Ashperton is now a long strung out village flanking the main Gloucester to Leominster road, and is a mixture of old and new housing.
The name Ashperton is made up from the old English aesc (ash tree) and peretun, (pear orchard), and the village originally belonged to the Grandison family of Norman origin.
From a genealogist’s point of view, it was a farming community with few if any amenities, and people would have had to travel into Ledbury, the nearest town, for provisions, and also to attend the thriving market. The Hereford/Gloucester canal passed through both Ledbury and Ashperton, and would no doubt have been useful for transporting goods but this closed in 1881, and only very short stretches of it remain.
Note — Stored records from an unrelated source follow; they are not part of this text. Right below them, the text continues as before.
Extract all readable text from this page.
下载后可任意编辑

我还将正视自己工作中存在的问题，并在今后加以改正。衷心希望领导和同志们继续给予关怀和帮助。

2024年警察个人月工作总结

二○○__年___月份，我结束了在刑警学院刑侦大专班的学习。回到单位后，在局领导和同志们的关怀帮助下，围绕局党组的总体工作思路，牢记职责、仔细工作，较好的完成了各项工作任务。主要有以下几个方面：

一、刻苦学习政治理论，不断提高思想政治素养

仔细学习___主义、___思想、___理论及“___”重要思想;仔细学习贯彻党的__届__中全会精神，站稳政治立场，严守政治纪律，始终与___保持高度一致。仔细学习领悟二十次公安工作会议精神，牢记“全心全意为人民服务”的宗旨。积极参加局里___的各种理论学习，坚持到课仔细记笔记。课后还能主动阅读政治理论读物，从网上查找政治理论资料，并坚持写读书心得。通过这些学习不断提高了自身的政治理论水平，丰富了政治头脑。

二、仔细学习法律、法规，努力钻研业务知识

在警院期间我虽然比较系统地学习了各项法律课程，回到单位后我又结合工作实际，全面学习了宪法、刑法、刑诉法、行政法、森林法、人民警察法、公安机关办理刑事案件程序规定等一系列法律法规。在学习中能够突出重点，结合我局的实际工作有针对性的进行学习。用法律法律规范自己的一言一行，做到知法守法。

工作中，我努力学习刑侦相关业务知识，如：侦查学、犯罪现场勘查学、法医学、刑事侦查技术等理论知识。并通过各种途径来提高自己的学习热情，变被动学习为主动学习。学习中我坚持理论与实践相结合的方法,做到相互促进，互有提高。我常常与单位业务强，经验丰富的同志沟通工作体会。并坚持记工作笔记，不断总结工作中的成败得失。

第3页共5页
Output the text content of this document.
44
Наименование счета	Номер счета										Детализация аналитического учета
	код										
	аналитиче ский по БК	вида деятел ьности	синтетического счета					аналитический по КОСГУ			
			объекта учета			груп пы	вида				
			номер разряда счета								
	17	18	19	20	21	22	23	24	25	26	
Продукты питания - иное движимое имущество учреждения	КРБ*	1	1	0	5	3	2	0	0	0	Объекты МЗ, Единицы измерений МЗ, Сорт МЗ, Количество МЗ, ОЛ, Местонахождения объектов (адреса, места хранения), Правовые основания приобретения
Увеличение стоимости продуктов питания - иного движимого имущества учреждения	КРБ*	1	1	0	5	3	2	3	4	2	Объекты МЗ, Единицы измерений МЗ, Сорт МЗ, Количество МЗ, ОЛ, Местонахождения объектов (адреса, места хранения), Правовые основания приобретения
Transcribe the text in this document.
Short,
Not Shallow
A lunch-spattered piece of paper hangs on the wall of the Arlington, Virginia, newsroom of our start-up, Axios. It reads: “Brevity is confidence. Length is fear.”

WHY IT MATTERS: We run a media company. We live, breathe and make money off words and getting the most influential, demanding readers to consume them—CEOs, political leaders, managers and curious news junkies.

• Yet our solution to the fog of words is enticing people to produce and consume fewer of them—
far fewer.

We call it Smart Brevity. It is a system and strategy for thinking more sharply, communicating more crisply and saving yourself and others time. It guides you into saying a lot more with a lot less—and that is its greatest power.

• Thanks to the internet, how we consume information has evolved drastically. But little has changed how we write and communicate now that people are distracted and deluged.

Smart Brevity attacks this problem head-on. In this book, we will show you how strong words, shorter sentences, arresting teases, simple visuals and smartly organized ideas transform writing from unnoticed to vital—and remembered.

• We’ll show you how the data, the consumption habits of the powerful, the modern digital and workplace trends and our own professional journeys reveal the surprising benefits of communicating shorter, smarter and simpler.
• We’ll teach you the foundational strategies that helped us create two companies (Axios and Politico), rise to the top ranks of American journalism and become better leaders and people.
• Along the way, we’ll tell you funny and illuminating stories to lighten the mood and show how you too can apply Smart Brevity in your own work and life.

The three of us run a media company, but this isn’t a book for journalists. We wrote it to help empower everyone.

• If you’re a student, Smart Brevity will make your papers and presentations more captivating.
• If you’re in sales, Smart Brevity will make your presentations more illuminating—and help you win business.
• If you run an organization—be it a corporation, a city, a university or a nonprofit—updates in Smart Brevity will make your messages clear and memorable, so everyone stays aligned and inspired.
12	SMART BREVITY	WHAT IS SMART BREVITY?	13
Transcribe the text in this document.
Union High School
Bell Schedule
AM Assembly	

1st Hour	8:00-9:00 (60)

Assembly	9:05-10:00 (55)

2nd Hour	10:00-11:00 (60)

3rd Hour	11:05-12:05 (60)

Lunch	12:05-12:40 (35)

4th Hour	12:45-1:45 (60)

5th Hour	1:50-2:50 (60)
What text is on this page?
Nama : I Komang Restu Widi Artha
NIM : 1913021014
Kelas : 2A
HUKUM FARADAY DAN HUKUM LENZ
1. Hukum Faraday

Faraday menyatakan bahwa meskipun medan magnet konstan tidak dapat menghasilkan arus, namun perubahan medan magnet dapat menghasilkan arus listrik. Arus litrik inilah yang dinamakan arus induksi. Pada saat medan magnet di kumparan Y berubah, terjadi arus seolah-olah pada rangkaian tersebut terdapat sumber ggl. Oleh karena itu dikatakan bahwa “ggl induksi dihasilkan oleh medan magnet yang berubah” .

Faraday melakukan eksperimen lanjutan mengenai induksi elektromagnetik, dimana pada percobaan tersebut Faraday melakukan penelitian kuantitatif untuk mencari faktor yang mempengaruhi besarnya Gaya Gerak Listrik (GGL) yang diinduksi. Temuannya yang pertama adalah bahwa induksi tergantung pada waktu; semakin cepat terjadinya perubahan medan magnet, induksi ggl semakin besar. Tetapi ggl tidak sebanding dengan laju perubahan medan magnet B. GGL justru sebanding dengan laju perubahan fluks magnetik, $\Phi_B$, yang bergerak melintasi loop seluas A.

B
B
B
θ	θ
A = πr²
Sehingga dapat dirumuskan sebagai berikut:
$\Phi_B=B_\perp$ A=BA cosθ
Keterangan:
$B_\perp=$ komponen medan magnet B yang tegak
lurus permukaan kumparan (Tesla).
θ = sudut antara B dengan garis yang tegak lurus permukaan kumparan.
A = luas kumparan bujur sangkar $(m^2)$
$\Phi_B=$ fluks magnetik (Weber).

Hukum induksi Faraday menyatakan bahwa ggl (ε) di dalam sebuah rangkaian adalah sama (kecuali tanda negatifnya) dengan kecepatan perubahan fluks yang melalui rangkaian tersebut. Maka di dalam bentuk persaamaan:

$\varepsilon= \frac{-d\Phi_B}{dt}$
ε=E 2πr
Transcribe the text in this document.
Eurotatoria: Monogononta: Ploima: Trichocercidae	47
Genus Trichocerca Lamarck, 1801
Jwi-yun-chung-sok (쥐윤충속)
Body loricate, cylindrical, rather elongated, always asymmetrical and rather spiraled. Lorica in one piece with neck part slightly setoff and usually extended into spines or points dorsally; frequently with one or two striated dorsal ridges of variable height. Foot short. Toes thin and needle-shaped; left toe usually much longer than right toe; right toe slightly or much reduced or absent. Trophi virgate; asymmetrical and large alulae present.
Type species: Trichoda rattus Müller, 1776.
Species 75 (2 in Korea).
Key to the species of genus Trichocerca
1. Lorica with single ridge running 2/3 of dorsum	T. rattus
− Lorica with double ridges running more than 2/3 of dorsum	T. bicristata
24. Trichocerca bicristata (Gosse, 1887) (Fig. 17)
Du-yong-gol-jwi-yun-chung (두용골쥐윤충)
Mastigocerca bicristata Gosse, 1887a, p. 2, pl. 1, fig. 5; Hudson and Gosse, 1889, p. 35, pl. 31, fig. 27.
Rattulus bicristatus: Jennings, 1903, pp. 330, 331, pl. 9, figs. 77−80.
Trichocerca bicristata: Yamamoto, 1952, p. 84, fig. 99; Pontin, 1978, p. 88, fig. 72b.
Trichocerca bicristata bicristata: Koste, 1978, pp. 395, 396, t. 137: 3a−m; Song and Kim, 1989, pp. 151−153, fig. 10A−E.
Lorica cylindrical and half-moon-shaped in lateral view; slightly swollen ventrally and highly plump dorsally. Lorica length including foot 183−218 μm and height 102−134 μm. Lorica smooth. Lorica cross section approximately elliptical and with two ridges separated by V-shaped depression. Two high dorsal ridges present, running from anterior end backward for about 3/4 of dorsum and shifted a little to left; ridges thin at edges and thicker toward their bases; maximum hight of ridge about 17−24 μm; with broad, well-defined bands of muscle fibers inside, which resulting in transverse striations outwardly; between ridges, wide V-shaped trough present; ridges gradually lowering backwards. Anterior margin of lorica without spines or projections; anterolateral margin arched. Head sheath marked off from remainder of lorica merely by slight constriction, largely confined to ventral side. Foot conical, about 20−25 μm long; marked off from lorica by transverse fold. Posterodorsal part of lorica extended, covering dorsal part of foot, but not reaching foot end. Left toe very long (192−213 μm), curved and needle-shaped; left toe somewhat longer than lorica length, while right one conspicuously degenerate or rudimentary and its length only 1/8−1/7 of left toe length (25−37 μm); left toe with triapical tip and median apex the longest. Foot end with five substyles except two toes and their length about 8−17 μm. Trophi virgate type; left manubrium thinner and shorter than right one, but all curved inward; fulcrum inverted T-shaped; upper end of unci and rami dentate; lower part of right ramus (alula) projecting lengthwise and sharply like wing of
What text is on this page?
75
Ashperton’s Railway History
In the mid 19th century, the West Midland train line passed through Ashperton, and on market days a concession had been granted by the railway authorities allowing a train to stop once, each way, to allow people to easily get to Ledbury and back; it was reported that the people of Ashperton were not slow to take advantage of this, and it was an extremely popular concession. However at other times the train service was appalling, with people frequently having to wait up to 7 hours at Ledbury before getting a train that stopped at Ashperton. In December 1866, after much petitioning, it was finally agreed that the 2.10 Worcester to Hereford train would stop at Ashperton on Tuesdays, Thursdays and Saturdays and trains were also made available to transport the hop pickers to the area each Autumn.
The station was finally closed after Nationalisation of the railways and demolished in 1966.